Last Updated: February 09, 2018.

For neonates born at 22 to 29 weeks' gestation with respiratory distress syndrome, off-label use of inhaled nitric oxide is not associated with reduced mortality, according to a study published online Feb. 9 in Pediatrics.

FRIDAY, Feb. 9, 2018 (HealthDay News) -- For neonates born at 22 to 29 weeks' gestation with respiratory distress syndrome (RDS), off-label use of inhaled nitric oxide (iNO) is not associated with reduced mortality, according to a study published online Feb. 9 in Pediatrics.

William A. Carey, M.D., from the Mayo Clinic in Rochester, Minn., and colleagues used the Pediatrix Medical Group Clinical Data Warehouse to identify neonates born at 22 to 29 weeks' gestation from 2004 to 2014. Singletons who required mechanical ventilation for treatment of RDS were included. Using propensity scores, each patient who received iNO during the first seven days of life was matched to a patient who had not received iNO at a chronological age before the age of initiation of the case patient. The authors examined the correlation between iNO status and in-hospital mortality.
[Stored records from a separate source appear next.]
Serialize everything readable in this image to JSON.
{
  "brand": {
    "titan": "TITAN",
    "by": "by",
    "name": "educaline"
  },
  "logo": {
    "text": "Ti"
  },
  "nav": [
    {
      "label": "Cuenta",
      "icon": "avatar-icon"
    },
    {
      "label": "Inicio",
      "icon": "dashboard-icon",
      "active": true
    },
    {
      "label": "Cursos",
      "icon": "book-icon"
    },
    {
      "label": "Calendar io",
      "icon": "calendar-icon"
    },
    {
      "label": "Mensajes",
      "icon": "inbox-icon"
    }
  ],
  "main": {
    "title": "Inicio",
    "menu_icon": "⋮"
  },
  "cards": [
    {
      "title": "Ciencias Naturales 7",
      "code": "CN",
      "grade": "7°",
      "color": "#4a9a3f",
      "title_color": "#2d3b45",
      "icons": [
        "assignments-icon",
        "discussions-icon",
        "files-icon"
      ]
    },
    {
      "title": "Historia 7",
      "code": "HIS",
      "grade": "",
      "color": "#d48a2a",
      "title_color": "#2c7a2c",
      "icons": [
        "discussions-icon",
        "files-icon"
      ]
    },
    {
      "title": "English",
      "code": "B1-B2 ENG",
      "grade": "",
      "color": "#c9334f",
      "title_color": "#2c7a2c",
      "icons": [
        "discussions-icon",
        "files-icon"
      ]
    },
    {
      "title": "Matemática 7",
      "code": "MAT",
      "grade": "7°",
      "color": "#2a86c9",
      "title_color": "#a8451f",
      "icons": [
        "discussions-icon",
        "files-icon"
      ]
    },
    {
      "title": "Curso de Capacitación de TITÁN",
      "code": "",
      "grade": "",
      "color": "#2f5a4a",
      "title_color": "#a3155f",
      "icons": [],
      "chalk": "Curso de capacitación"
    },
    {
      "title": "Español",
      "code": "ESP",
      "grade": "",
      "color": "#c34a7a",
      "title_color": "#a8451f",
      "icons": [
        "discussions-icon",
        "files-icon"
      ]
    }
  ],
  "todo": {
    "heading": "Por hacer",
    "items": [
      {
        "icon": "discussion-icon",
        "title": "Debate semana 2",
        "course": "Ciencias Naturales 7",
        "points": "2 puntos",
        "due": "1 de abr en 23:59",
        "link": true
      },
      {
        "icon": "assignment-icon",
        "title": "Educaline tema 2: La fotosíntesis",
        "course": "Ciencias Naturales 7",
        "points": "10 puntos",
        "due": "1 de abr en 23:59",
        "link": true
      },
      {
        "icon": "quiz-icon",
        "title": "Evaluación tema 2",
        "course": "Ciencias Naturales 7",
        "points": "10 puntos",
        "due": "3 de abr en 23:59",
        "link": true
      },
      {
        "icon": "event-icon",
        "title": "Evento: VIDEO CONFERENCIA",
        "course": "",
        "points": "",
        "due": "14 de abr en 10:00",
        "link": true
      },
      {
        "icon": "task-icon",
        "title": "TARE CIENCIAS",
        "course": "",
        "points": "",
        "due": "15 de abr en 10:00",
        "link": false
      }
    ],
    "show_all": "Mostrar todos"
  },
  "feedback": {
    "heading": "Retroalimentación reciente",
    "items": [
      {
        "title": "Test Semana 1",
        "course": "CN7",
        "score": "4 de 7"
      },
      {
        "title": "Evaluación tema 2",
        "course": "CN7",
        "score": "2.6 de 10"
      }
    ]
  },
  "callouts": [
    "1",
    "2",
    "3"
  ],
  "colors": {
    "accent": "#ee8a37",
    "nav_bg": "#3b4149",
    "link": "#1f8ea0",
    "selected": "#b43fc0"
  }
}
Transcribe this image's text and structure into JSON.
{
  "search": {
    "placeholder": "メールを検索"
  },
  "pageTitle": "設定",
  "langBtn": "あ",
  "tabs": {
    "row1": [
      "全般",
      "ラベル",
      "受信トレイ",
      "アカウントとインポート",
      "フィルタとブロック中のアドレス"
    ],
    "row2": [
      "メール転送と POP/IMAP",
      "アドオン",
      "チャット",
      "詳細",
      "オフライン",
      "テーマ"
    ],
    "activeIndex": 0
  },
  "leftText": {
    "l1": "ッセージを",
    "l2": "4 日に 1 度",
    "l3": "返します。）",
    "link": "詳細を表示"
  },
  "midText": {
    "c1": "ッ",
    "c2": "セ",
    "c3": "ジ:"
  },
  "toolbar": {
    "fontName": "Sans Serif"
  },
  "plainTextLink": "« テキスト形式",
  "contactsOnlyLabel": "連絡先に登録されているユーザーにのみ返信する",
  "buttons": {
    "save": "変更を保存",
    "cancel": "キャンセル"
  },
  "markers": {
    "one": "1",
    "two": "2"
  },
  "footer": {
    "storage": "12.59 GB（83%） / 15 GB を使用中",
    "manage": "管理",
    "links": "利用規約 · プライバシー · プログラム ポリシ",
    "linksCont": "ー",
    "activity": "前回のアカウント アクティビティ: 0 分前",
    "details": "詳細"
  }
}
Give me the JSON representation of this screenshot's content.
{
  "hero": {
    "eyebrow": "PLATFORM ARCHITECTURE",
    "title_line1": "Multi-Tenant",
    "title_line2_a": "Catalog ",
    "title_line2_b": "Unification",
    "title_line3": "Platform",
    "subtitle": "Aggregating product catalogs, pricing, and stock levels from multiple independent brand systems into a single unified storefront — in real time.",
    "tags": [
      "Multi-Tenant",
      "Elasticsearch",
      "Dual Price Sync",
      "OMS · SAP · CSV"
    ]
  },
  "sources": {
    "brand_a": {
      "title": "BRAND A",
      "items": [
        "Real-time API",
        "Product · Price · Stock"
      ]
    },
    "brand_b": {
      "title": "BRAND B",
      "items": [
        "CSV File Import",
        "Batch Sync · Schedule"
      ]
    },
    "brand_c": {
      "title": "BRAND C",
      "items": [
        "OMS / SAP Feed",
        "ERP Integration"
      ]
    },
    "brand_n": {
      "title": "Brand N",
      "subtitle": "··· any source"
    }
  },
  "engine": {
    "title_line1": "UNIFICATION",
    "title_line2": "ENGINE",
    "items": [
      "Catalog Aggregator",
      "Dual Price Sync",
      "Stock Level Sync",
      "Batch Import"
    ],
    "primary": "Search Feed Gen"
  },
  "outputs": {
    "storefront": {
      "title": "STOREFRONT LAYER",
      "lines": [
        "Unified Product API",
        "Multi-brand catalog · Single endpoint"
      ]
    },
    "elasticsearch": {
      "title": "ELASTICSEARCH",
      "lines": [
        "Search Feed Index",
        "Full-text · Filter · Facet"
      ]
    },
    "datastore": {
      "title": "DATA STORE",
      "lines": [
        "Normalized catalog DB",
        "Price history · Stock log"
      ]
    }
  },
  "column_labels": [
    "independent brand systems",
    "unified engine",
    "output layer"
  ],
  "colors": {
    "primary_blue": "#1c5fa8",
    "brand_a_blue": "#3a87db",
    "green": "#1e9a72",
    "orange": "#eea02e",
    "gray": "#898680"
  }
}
The researchers identified 993 neonates (2.6 percent) who received iNO among 37,909 neonates in the study sample. A total of 971 patients were included in each of the two matched cohorts. There was no significant correlation between exposure to iNO and mortality (hazard ratio, 1.08; 95 percent confidence interval, 0.94 to 1.25; P = 0.29).

"Off-label prescription of iNO is not associated with reduced in-hospital mortality among extremely premature neonates with RDS," the authors write.

One author disclosed financial ties to the pharmaceutical industry.